We start this section by reviewing the changes that were made to add the Visit fact and customer information to the existing data warehouse, and then give a detailed description of the data mining sections of the solution.
Adding Visit Information to the Data Warehouse
To add the Visit fact table and associated dimensions to the database, we need to supplement the existing ETL procedures to load data from the e-commerce application's tables. As always, when adding a new data source to the warehouse, you need to perform data mapping to match any existing dimensions. We have already discussed that for the Customer dimension we will be using the store loyalty card number to map Internet profiles to customer records. Date and Time of Day keys are usually simple to map; however, because time stamps in Web server logs are either in the local time of the server or in UTC (coordinated universal time), we need to check this before implementing the ETL.

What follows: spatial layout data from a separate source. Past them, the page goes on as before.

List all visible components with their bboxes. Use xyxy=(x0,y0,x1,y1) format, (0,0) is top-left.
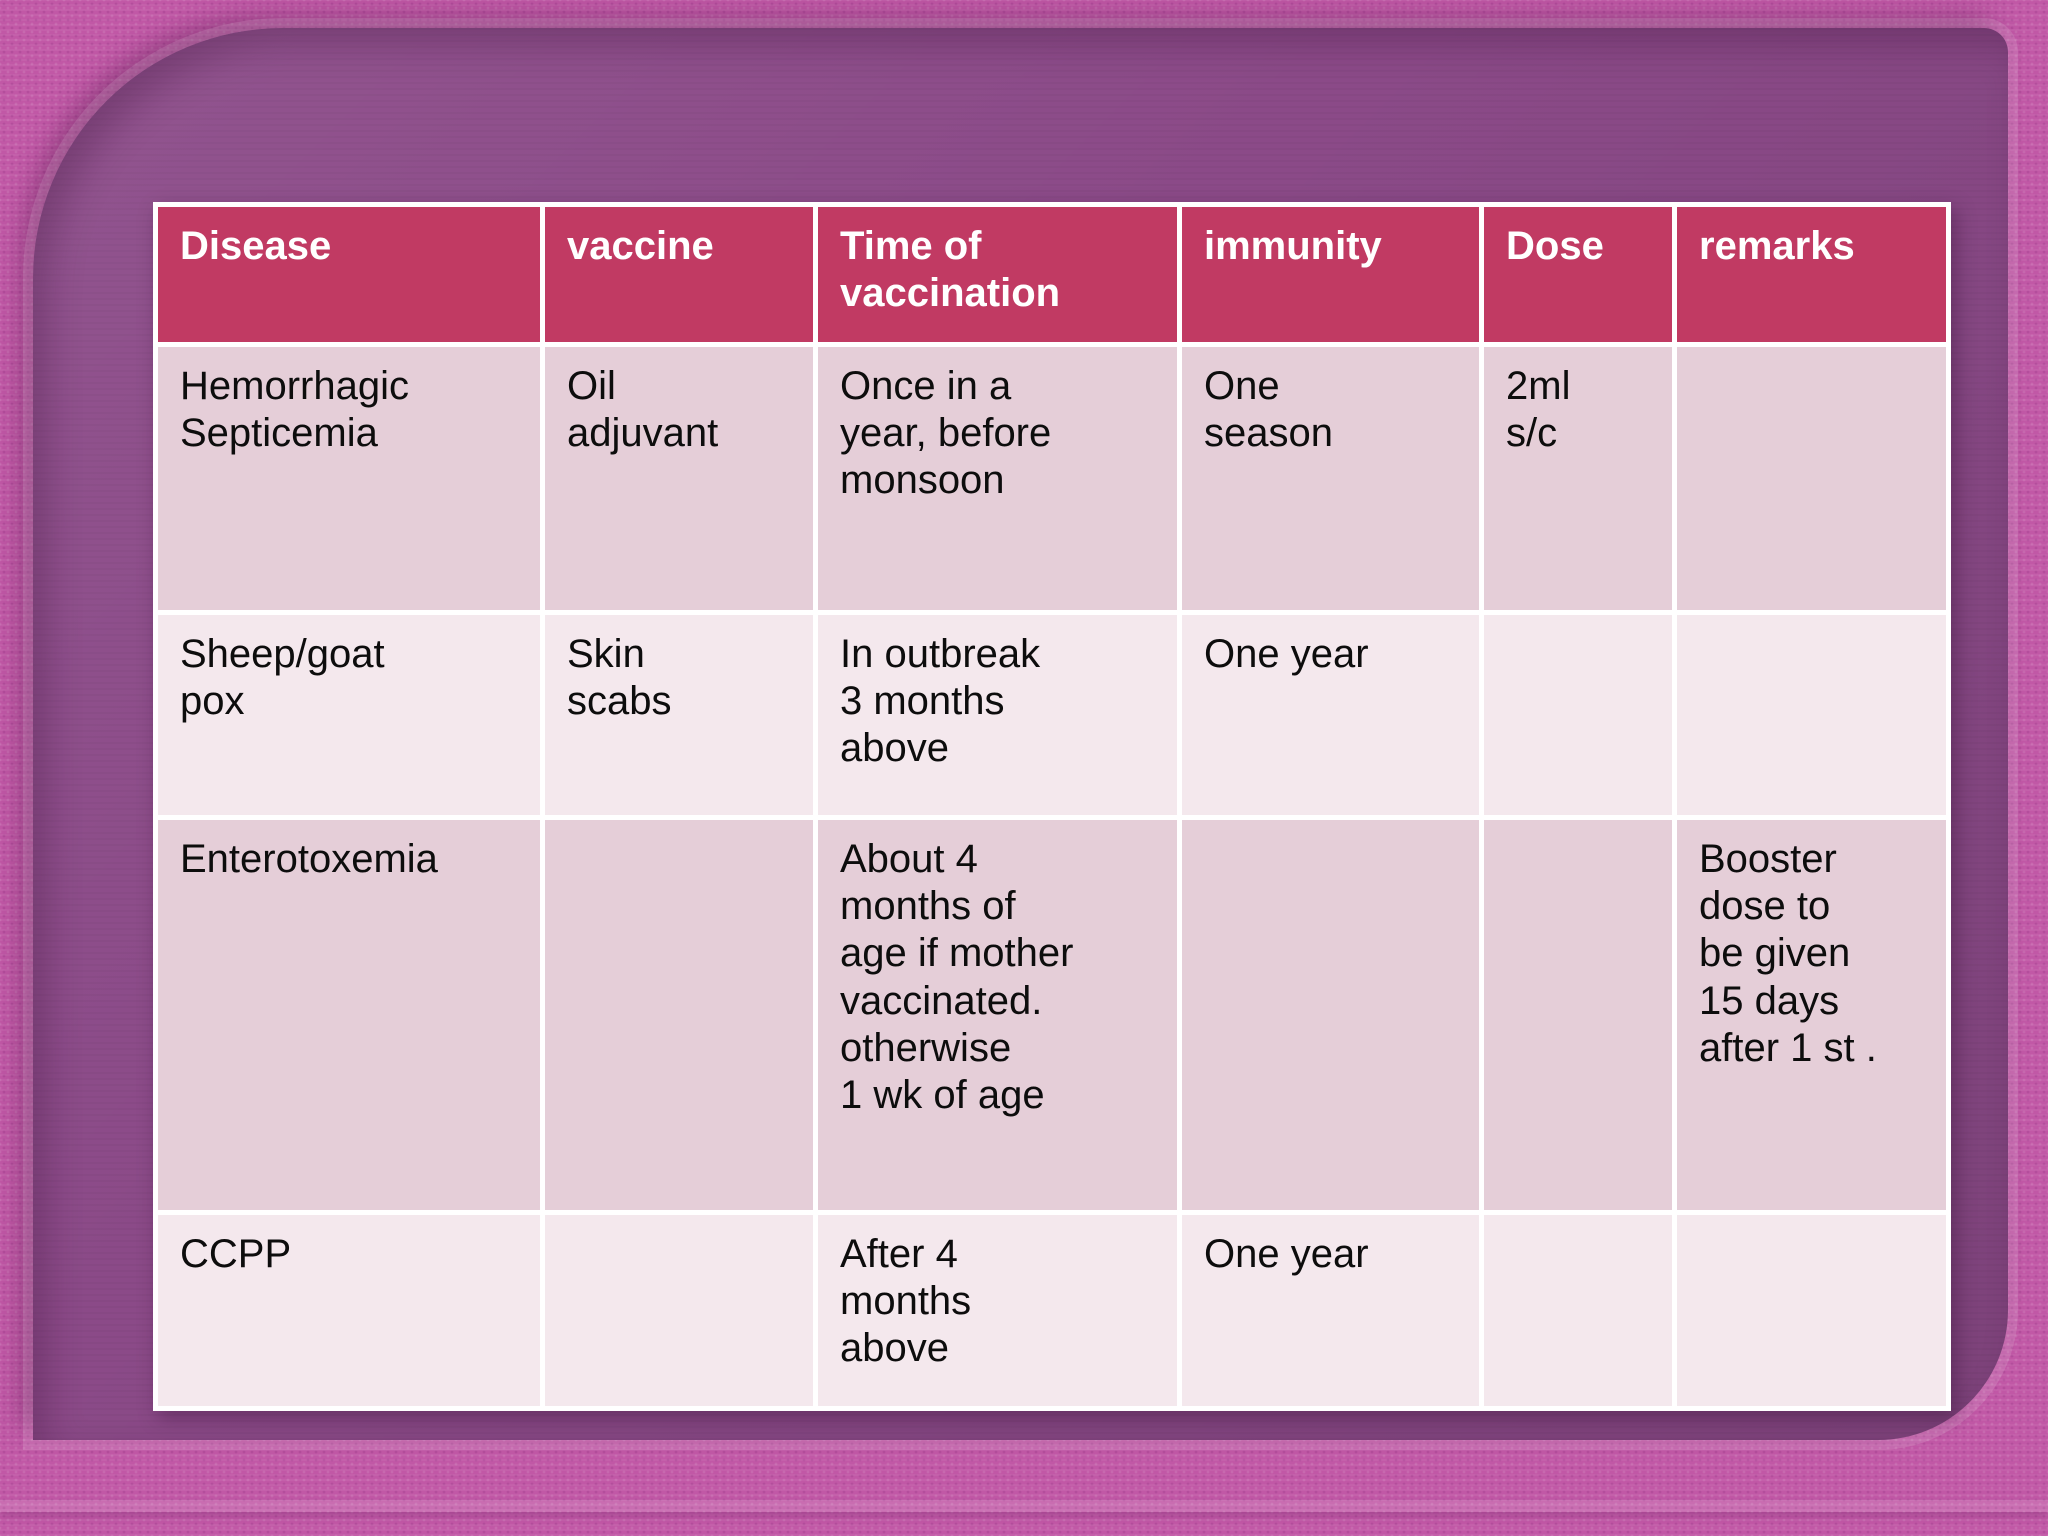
table-cell: In outbreak 3 months above xyxy=(813,610,1182,820)
table-row: Enterotoxemia About 4 months of age if m… xyxy=(153,815,1951,1215)
table-cell xyxy=(1479,815,1677,1215)
table-row: Sheep/goat pox Skin scabs In outbreak 3 … xyxy=(153,610,1951,820)
column-header-disease: Disease xyxy=(153,202,545,347)
column-header-vaccine: vaccine xyxy=(540,202,818,347)
column-header-remarks: remarks xyxy=(1672,202,1951,347)
table-row: Hemorrhagic Septicemia Oil adjuvant Once… xyxy=(153,342,1951,615)
table-cell: One season xyxy=(1177,342,1484,615)
column-header-immunity: immunity xyxy=(1177,202,1484,347)
table-cell: Once in a year, before monsoon xyxy=(813,342,1182,615)
table-cell: Sheep/goat pox xyxy=(153,610,545,820)
table-cell xyxy=(1177,815,1484,1215)
table-cell: One year xyxy=(1177,610,1484,820)
table-cell: Hemorrhagic Septicemia xyxy=(153,342,545,615)
table-cell: Skin scabs xyxy=(540,610,818,820)
table-cell xyxy=(1479,610,1677,820)
table-cell xyxy=(1672,1210,1951,1411)
table-cell: 2ml s/c xyxy=(1479,342,1677,615)
table-cell xyxy=(540,815,818,1215)
table-header-row: Disease vaccine Time of vaccination immu… xyxy=(153,202,1951,347)
table-cell: Oil adjuvant xyxy=(540,342,818,615)
table-cell xyxy=(1672,610,1951,820)
table-cell: CCPP xyxy=(153,1210,545,1411)
table-cell xyxy=(1672,342,1951,615)
column-header-time-of-vaccination: Time of vaccination xyxy=(813,202,1182,347)
column-header-dose: Dose xyxy=(1479,202,1677,347)
table-row: CCPP After 4 months above One year xyxy=(153,1210,1951,1411)
table-cell: About 4 months of age if mother vaccinat… xyxy=(813,815,1182,1215)
table-cell: Enterotoxemia xyxy=(153,815,545,1215)
table-cell: After 4 months above xyxy=(813,1210,1182,1411)
table-cell: Booster dose to be given 15 days after 1… xyxy=(1672,815,1951,1215)
table-cell xyxy=(1479,1210,1677,1411)
table-cell: One year xyxy=(1177,1210,1484,1411)
vaccination-table: Disease vaccine Time of vaccination immu… xyxy=(153,202,1951,1411)
frame-bottom-ridge xyxy=(0,1500,2048,1512)
table-cell xyxy=(540,1210,818,1411)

The Referrer Domain dimension will be sourced from the equivalent table in the e-commerce database, but if you are implementing ETL to extract this information from log files (see the sidebar "Extracting Information from IIS Logs"), you need to parse the URL of the referring page to extract the domain name. The Browser Platform attributes such as OperatingSystem and BrowserVersion also need to be extracted from the User Agent field in the log files.
Customer Dimension Changes
The new customer attributes can easily be added to the cube definition by refreshing the data source view (DSV) in BI Development Studio to pick up the new columns, and then adding these as attributes to the Customer dimension. However, they may not be in the best format for analysis purposes—having the specific date that a user first visited the site is not very illuminating for users of the cube. In fact, they would probably be better served by being able to select customers based on groups that show how long they have been Internet site users (for example, "3–6 months").
We can add this information into the DSV as a named calculation on Customer or add it to the underlying view in the database. You can implement the MonthsSinceFirstInternetVisit named calculation by using the DateDiff function to work out the number of months between the date of the first visit and the current system date:
DateDiff(m, DateFirstInternetVisit, GetDate())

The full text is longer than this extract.